Martin Oldin, team leader architecture and infrastructure at municipality of LyngbyTaarbæk (LTK), leverages the shared framework: “Before PwC started this initiative, we, like every other municipality, would need to design and develop our own solutions. It was very expensive, cumbersome, and time-consuming. Pooling our resources to create economies of scale and leveraging PwC expertise is really helpful. In user provisioning alone we save approximately 400 person hours each year. We like that [OpenText™ NetIQ™] Identity and Access Manager are event driven. This means we detect changes as they happen, rather than waiting for scheduled reconciliations that might leave us vulnerable in the meantime. Our data is too sensitive for this.” He continues: “We also had an issue with user deprovisioning, and people who left LTK could exist with an active account in our system for years. This is clearly a security risk, and we were delighted when the new framework completely automated this for us.”

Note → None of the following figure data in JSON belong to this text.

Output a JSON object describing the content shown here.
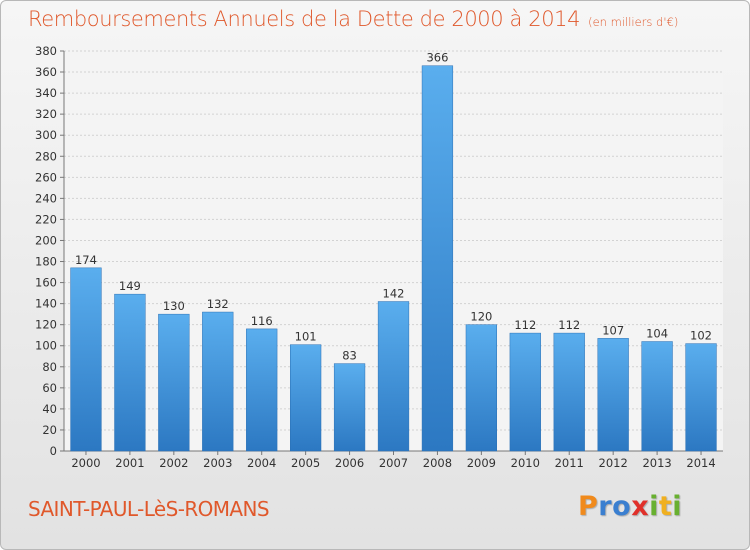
{
  "chart_data": {
    "type": "bar",
    "title": "Remboursements Annuels de la Dette de 2000 à 2014",
    "subtitle": "(en milliers d'€)",
    "categories": [
      "2000",
      "2001",
      "2002",
      "2003",
      "2004",
      "2005",
      "2006",
      "2007",
      "2008",
      "2009",
      "2010",
      "2011",
      "2012",
      "2013",
      "2014"
    ],
    "values": [
      174,
      149,
      130,
      132,
      116,
      101,
      83,
      142,
      366,
      120,
      112,
      112,
      107,
      104,
      102
    ],
    "ylim": [
      0,
      380
    ],
    "yticks": [
      0,
      20,
      40,
      60,
      80,
      100,
      120,
      140,
      160,
      180,
      200,
      220,
      240,
      260,
      280,
      300,
      320,
      340,
      360,
      380
    ],
    "grid": true,
    "bar_color": "#4a9be0"
  },
  "commune": "SAINT-PAUL-LèS-ROMANS",
  "logo": {
    "letters": [
      "P",
      "r",
      "o",
      "x",
      "i",
      "t",
      "i"
    ],
    "colors": [
      "#f08a1c",
      "#3a7fd0",
      "#3a7fd0",
      "#e0302a",
      "#68b030",
      "#f0b020",
      "#68b030"
    ]
  }
}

The new PwC and NetIQ™ by OpenText™ framework now reaches some 50,000 municipality users who in turn serve hundreds of thousands Danish citizens. Whereas before it could take an individual municipality up to 100 hours to integrate a single national system, now it takes a mere 1–2 hours in a well-proven, robust, 24/7 infrastructure, supported by PwC. “Before we worked with the PwC framework, our regular audits would be a time-consuming business, involving data exports from various systems,” says Oldin. “Now, we create a report from [OpenText™ NetIQ™] Identity Manager which shows exactly how our data moves between systems and what workflows are involved. Instead of spending a month with our auditors we now finish the report within just two weeks; a 50 percent productivity gain.”
We like that [OpenText™ NetIQ™] Identity and Access Manager are event driven. This means we detect changes as they happen, rather than waiting for scheduled reconciliations that might leave us vulnerable in the meantime. Our data is too sensitive for this.
Encouraged by feedback from the participating municipalities, PwC continually looks to enhance the framework. Recent additions are NetIQ Identity Governance and NetIQ File Governance. These are designed to use identity-based policies to automatically provision data storage, assign permissions, and control access. The framework can also be leveraged to provision users more quickly and free up IT resources. “With [OpenText™ NetIQ™] Identity Governance and File Governance as part of the framework, our municipality partners have a convenient and user-friendly way to review their users’ permissions, vastly improving security compliance and transparency,” says Jensen.
Managers are easily able to review their staffs’ permission rights and if they decide that a person should no longer have particular rights a one-click ‘revoke’ triggers an automated workflow that actions this without any further human intervention. “We’ve spoken with our municipality partners about the savings they have achieved using the new framework,” concludes Jensen. “One large municipality estimates that they would on average have lost 10 percent of productivity, due to new users not being able to access the right systems, or not having a user account at all when they start work. For this particular municipality the productivity saving through having the OpenText™ NetIQ™ driven framework adds up to 42,000 person hours each year, which is an astonishing time that now can be spent on effectively serving and supporting their citizens.”
PwC’s purpose is to build trust in society and solve important problems. In an increasingly complex world, they help intricate systems function, adapt, and evolve so they can benefit communities and society whether they are capital markets, tax systems or the economic systems within which business and society exist.